Wednesday, January 18, 2017

Busyness Misses The Mark

"It is more noble to give oneself to one individual than to labor diligently for the salvation of the masses. A man could be involved six or seven days a week, spending twelve to fourteen hours a day doing good things for other people, and yet not have a loving and meaningful relationship and communication with his wife or child or business partner; and it would take more nobility of character in the form of humility, patience, understanding, and courage to do whatever is necessary to rebuild that one relationship - to create a new and higher level of love and communication in the family - than to continue to labor diligently and faithfully for the many others outside of it. Ironically, bringing healing to this internal family or other vital relationship is often the most important key in being effective with the many.
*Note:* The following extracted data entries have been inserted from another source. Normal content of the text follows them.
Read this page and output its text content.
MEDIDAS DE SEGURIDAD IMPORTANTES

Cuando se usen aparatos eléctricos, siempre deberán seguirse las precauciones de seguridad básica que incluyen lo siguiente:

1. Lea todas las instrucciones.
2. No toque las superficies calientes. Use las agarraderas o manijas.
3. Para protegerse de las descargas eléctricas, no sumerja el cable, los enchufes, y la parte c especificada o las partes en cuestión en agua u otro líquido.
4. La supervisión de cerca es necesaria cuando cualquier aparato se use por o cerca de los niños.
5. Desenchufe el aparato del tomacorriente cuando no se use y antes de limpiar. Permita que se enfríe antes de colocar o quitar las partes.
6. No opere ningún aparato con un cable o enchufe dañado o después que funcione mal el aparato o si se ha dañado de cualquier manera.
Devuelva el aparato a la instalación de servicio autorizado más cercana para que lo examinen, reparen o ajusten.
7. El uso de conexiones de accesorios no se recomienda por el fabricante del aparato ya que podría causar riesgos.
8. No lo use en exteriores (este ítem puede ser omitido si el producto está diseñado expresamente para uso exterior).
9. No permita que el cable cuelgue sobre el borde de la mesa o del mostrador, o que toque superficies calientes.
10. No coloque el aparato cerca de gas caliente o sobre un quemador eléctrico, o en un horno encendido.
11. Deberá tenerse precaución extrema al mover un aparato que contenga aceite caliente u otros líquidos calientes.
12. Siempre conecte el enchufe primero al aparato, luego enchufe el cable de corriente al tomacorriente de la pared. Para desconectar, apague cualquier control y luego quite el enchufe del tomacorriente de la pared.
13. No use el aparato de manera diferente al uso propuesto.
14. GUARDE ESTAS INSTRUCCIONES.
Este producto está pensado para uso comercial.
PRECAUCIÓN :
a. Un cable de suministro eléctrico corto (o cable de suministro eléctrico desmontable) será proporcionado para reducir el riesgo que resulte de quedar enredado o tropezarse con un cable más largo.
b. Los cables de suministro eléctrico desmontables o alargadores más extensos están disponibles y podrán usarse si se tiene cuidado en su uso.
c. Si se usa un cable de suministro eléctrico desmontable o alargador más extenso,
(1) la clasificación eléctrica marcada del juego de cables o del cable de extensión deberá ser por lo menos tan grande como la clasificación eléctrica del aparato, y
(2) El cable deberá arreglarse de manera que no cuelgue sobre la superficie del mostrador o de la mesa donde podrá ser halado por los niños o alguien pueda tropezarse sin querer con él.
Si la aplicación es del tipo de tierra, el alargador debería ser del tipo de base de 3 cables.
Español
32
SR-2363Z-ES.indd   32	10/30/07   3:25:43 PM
Going after the one is often the key to the ninety-nine. What a person /is/ teaches far more eloquently than what a person /says/ or even /does/. It communicates quietly, subtly; it is a constant radiation, and others, though unable to identify or articulate it, still understand it, sense it, absorb it, and respond to it. " -Steven R Covey, "The Divine Center"

Oftentimes we help and serve as a way of cowardly hiding from relationships. This is very risky, for relationships /are/ the gospel. We do well to examine if our personal busynesses are smokescreen and diversions from things of true(r) import.